The Danube is home to the vast majority of Romania's rivers, which account for almost a third of the river's entire catchment area. Only a few small rivers in Dobrogea are exceptions. Most of the country's towns and cities discharge their sewage, directly or indirectly, more or less purified, into the Danube. 18 towns and cities are located directly along the river in our country alone. Only 10 years ago, Romania's largest urban agglomeration, around Bucharest, was sending the sewage and excreta of more than three million people directly into the river without any prior treatment. The same was happening at the gateway to the Delta, in Tulcea. Even if the situation has improved in the meantime, with the commissioning of parts of the treatment plant in Glina (near Bucharest), the ideal is far from being achieved and the water carried by the Danube into the Delta is much dirtier and more harmful than we would like to believe. There is a silver lining: by abandoning super-intensive "scientific" agriculture, the concentration of chemical fertilizers (nitrates, phosphates, etc.) in the river water has steadily decreased over the last three decades, with the first tangible result being an improvement in water quality... Black Sea.

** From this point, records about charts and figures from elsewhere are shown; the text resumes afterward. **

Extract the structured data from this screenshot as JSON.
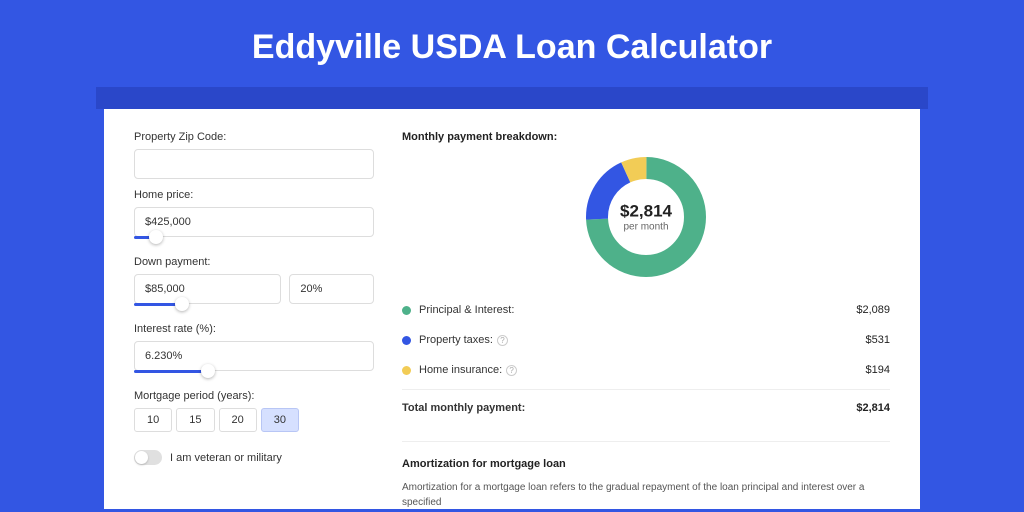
{
  "title": "Eddyville USDA Loan Calculator",
  "colors": {
    "page_bg": "#3356e3",
    "shadow_bar": "#2a47c9",
    "card_bg": "#ffffff"
  },
  "form": {
    "zip": {
      "label": "Property Zip Code:",
      "value": ""
    },
    "home_price": {
      "label": "Home price:",
      "value": "$425,000",
      "slider_pct": 9
    },
    "down_payment": {
      "label": "Down payment:",
      "value": "$85,000",
      "pct": "20%",
      "slider_pct": 20
    },
    "interest": {
      "label": "Interest rate (%):",
      "value": "6.230%",
      "slider_pct": 31
    },
    "period": {
      "label": "Mortgage period (years):",
      "options": [
        "10",
        "15",
        "20",
        "30"
      ],
      "selected": "30"
    },
    "veteran": {
      "label": "I am veteran or military",
      "on": false
    }
  },
  "breakdown": {
    "title": "Monthly payment breakdown:",
    "center_value": "$2,814",
    "center_label": "per month",
    "donut": {
      "size": 120,
      "thickness": 22,
      "slices": [
        {
          "key": "pi",
          "color": "#4eb18a",
          "pct": 74.2
        },
        {
          "key": "tax",
          "color": "#3356e3",
          "pct": 18.9
        },
        {
          "key": "ins",
          "color": "#f2cc56",
          "pct": 6.9
        }
      ]
    },
    "items": [
      {
        "dot": "#4eb18a",
        "label": "Principal & Interest:",
        "value": "$2,089",
        "info": false
      },
      {
        "dot": "#3356e3",
        "label": "Property taxes:",
        "value": "$531",
        "info": true
      },
      {
        "dot": "#f2cc56",
        "label": "Home insurance:",
        "value": "$194",
        "info": true
      }
    ],
    "total": {
      "label": "Total monthly payment:",
      "value": "$2,814"
    }
  },
  "amortization": {
    "title": "Amortization for mortgage loan",
    "text": "Amortization for a mortgage loan refers to the gradual repayment of the loan principal and interest over a specified"
  }
}
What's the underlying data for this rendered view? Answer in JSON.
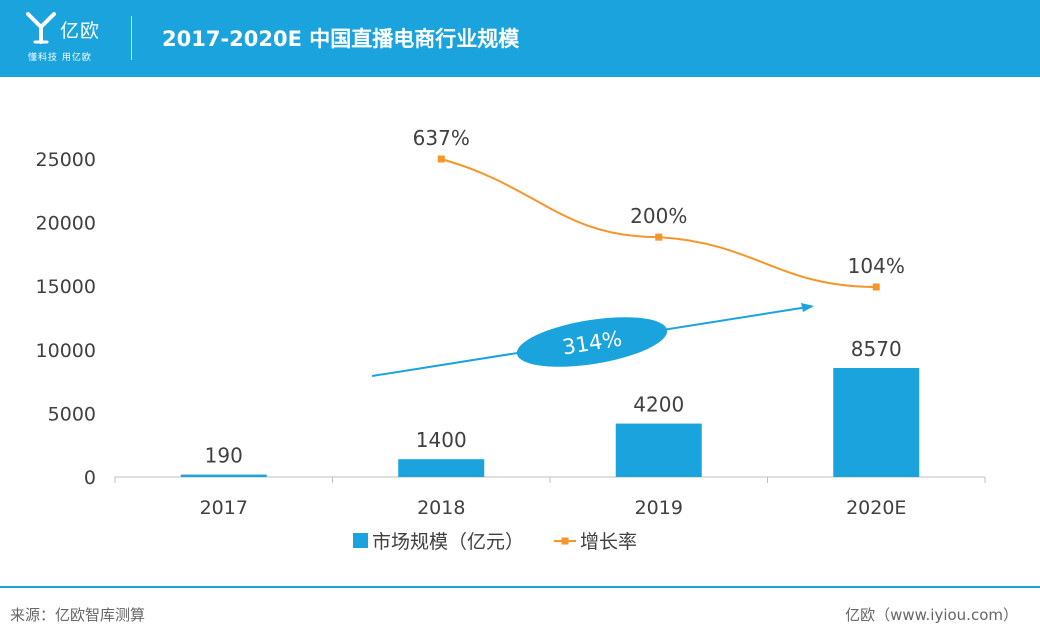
{
  "header": {
    "brand_name": "亿欧",
    "brand_slogan": "懂科技 用亿欧",
    "title": "2017-2020E 中国直播电商行业规模",
    "background_color": "#1aa3dc"
  },
  "chart_data": {
    "type": "bar",
    "categories": [
      "2017",
      "2018",
      "2019",
      "2020E"
    ],
    "series": [
      {
        "name": "市场规模（亿元）",
        "type": "bar",
        "values": [
          190,
          1400,
          4200,
          8570
        ],
        "data_labels": [
          "190",
          "1400",
          "4200",
          "8570"
        ],
        "color": "#1aa3dc"
      },
      {
        "name": "增长率",
        "type": "line",
        "values": [
          null,
          637,
          200,
          104
        ],
        "data_labels": [
          "",
          "637%",
          "200%",
          "104%"
        ],
        "color": "#f5962a"
      }
    ],
    "y_ticks": [
      "25000",
      "20000",
      "15000",
      "10000",
      "5000",
      "0"
    ],
    "ylim": [
      0,
      25000
    ],
    "annotation": {
      "label": "314%",
      "color": "#1aa3dc"
    },
    "legend_position": "bottom",
    "grid": false
  },
  "footer": {
    "source": "来源：亿欧智库测算",
    "credit": "亿欧（www.iyiou.com）"
  }
}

In order to limit the adverse effects of these changes and avoid irreversible changes of the kind that occurred after the Iron Gates dams were built, the riparian countries signed a Convention on Cooperation for the Protection and Sustainable Use of the Danube River in Sofia on June 29, 1994. Since 2004, June 29, which coincides with the Christian feast of Saints Peter and Paul, has been declared International Danube Day, celebrated with special events in all countries along the Danube.